A palavra refugiado colheu 31% dos votos dos mais de 20 mil cibernautas portugueses que participaram em dezembro na iniciativa do grupo Porto Editora. Em terceiro lugar ficou acolhimento. Para Teresa Tito Morais, presidente do Conselho Português para os Refugiados, e Rui Marques, responsável pela Plataforma de Apoio aos Refugiados (PAR) é acolhimento que deve ser a palavra deste ano. Para que se passe finalmente da vontade à prática.

"É muito justo que o problema dos refugiados tenha sido o referido como o mais relevante de 2015. Considero que 2016 vai ser também um ano com muitos refugiados a chegar à Europa, que se vai confrontar - se não forem tomadas medidas mais consequentes e diretas para encontrar soluções - novamente com vidas perdidas. Urge que os países da União Europeia cheguem a acordo. Acolhimento e integração devem ser as palavras de 2016", diz Teresa Tito Morais, presidente do CPR, que destaca a importância de uma política solidária de acolhimento, soluções diplomáticas nas zonas de conflito e a criação de corredores humanitários para garantir a chegada em segurança.

Portugal recebeu 24 refugiados, que "estão a adaptar-se bem". Esperam-se muitos mais, até 4560 em dois anos, e que os próximo aterrem em Portugal ainda este mês. Mas ainda sem datas marcadas. Uma demora semelhante à de outros países: dos 160 mil refugiados que as instituições europeias se comprometeram a recolocar, apenas 220 pessoas receberam essa resposta. "Da vontade à prática, é lamentável que assim seja, passa-se qualquer coisa que a engrenagem emperra. Não é visível o porquê. A explicação que podemos arranjar é que os centros de receção na Grécia e Itália não estejam a funcionar com a rapidez necessárias e que muitos refugiados procurem vias que considerem mais rápidas", aponta.

Rui Marques, responsável da PAR, saúda a escolha da palavra refugiado. Mas quer que atravesse fronteiras e calendário, que se junte a outra tão ou mais relevante que é acolhimento: "É importante que seja também a palavra de 2016, que chegue aos decisores políticos europeus e que acima de tudo que passe a ser conjugada com acolhimento para que se passe à ação".

"Não podemos ficar só na constatação do problema, é preciso acolher. Não tem sido difícil do lado português, cujos recursos foram de imediato mobilizados, mas tem sido difícil do lado das instituições europeias que estão a fazer a recolocação a um ritmo muito lento. Há um nível de burocracia e uma falta de vontade dos Estados Membros em resolver o problema. É inaceitável e um sinal muito negativo", aponta.

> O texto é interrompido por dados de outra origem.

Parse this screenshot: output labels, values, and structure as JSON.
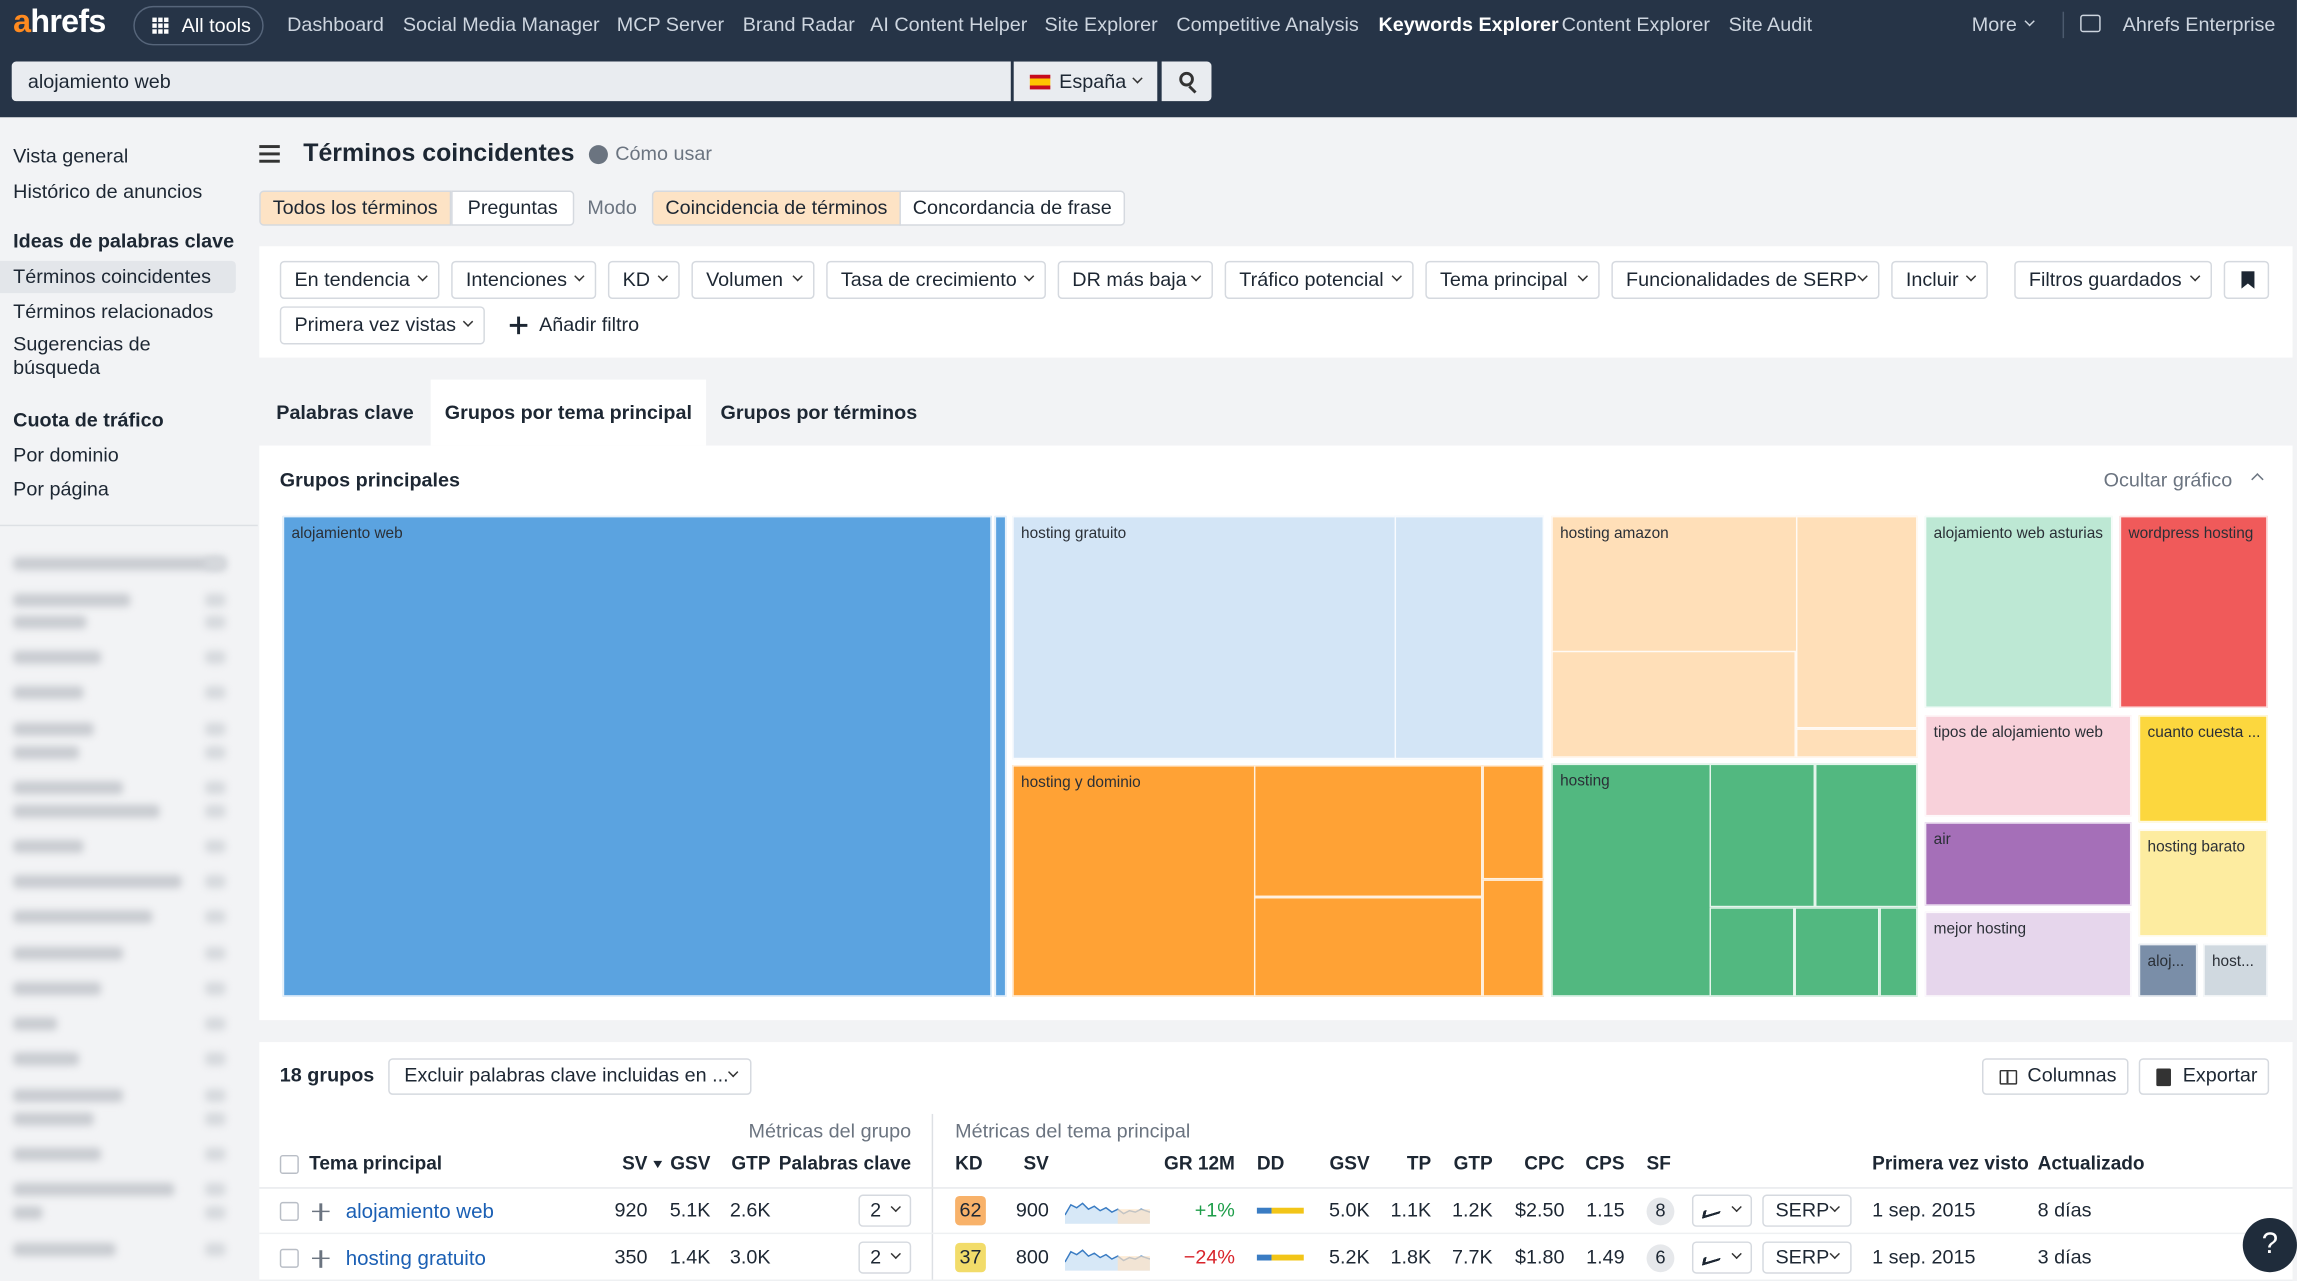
{
  "nav": {
    "logo": "ahrefs",
    "all_tools": "All tools",
    "items": [
      "Dashboard",
      "Social Media Manager",
      "MCP Server",
      "Brand Radar",
      "AI Content Helper",
      "Site Explorer",
      "Competitive Analysis",
      "Keywords Explorer",
      "Content Explorer",
      "Site Audit"
    ],
    "more": "More",
    "account": "Ahrefs Enterprise"
  },
  "search": {
    "query": "alojamiento web",
    "country": "España"
  },
  "sidebar": {
    "top": [
      "Vista general",
      "Histórico de anuncios"
    ],
    "sections": [
      {
        "title": "Ideas de palabras clave",
        "items": [
          "Términos coincidentes",
          "Términos relacionados",
          "Sugerencias de búsqueda"
        ]
      },
      {
        "title": "Cuota de tráfico",
        "items": [
          "Por dominio",
          "Por página"
        ]
      }
    ]
  },
  "header": {
    "title": "Términos coincidentes",
    "help": "Cómo usar"
  },
  "modes": {
    "terms": [
      "Todos los términos",
      "Preguntas"
    ],
    "label": "Modo",
    "match": [
      "Coincidencia de términos",
      "Concordancia de frase"
    ]
  },
  "filters": {
    "items": [
      "En tendencia",
      "Intenciones",
      "KD",
      "Volumen",
      "Tasa de crecimiento",
      "DR más baja",
      "Tráfico potencial",
      "Tema principal",
      "Funcionalidades de SERP",
      "Incluir",
      "Primera vez vistas"
    ],
    "saved": "Filtros guardados",
    "add": "Añadir filtro"
  },
  "tabs": [
    "Palabras clave",
    "Grupos por tema principal",
    "Grupos por términos"
  ],
  "chart": {
    "title": "Grupos principales",
    "hide": "Ocultar gráfico",
    "groups": [
      "alojamiento web",
      "hosting gratuito",
      "hosting y dominio",
      "hosting amazon",
      "hosting",
      "alojamiento web asturias",
      "wordpress hosting",
      "tipos de alojamiento web",
      "cuanto cuesta ...",
      "air",
      "hosting barato",
      "mejor hosting",
      "aloj...",
      "host..."
    ]
  },
  "table": {
    "count": "18 grupos",
    "exclude": "Excluir palabras clave incluidas en ...",
    "columns": "Columnas",
    "export": "Exportar",
    "group_headers": [
      "Métricas del grupo",
      "Métricas del tema principal"
    ],
    "headers": [
      "Tema principal",
      "SV",
      "GSV",
      "GTP",
      "Palabras clave",
      "KD",
      "SV",
      "GR 12M",
      "DD",
      "GSV",
      "TP",
      "GTP",
      "CPC",
      "CPS",
      "SF",
      "Primera vez visto",
      "Actualizado"
    ],
    "rows": [
      {
        "topic": "alojamiento web",
        "sv": "920",
        "gsv": "5.1K",
        "gtp": "2.6K",
        "keywords": "2",
        "kd": "62",
        "t_sv": "900",
        "gr": "+1%",
        "t_gsv": "5.0K",
        "tp": "1.1K",
        "t_gtp": "1.2K",
        "cpc": "$2.50",
        "cps": "1.15",
        "sf": "8",
        "serp": "SERP",
        "first_seen": "1 sep. 2015",
        "updated": "8 días"
      },
      {
        "topic": "hosting gratuito",
        "sv": "350",
        "gsv": "1.4K",
        "gtp": "3.0K",
        "keywords": "2",
        "kd": "37",
        "t_sv": "800",
        "gr": "−24%",
        "t_gsv": "5.2K",
        "tp": "1.8K",
        "t_gtp": "7.7K",
        "cpc": "$1.80",
        "cps": "1.49",
        "sf": "6",
        "serp": "SERP",
        "first_seen": "1 sep. 2015",
        "updated": "3 días"
      }
    ]
  },
  "help_button": "?"
}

A continuar assim, afirma Rui Marques, há o risco de o problema se tornar cada vez mais grave. "Aumenta o medo pela incompreensão política e o desespero dos refugiados que não têm condições de segurança e de estabilidade", alerta o responsável, que diz que Portugal "tem 3 mil lugares imediatamente disponíveis para receber refugiados". O apoio é também feito à distância: neste momento decorre uma campanha PAR - Linha da Frente para angariarem 200 mil euros para enviar para o Líbano.

Ontem a Dinamarca anunciou a reposição dos controlos na fronteira com a Alemanha, horas depois de a Suécia ter feito o mesmo. "Estamos simplesmente a reagir à decisão da Suécia", disse o primeiro-ministro dinamarquês Lars Lokke Rasmussen. A reposição temporária de controlos é permitida pelas regras do espaço Schengen. Também a Alemanha já tinha reposto controlos fronteiriços temporários, assim como a Áustria, França e Noruega, que não é membro da UE mas integra Schengen.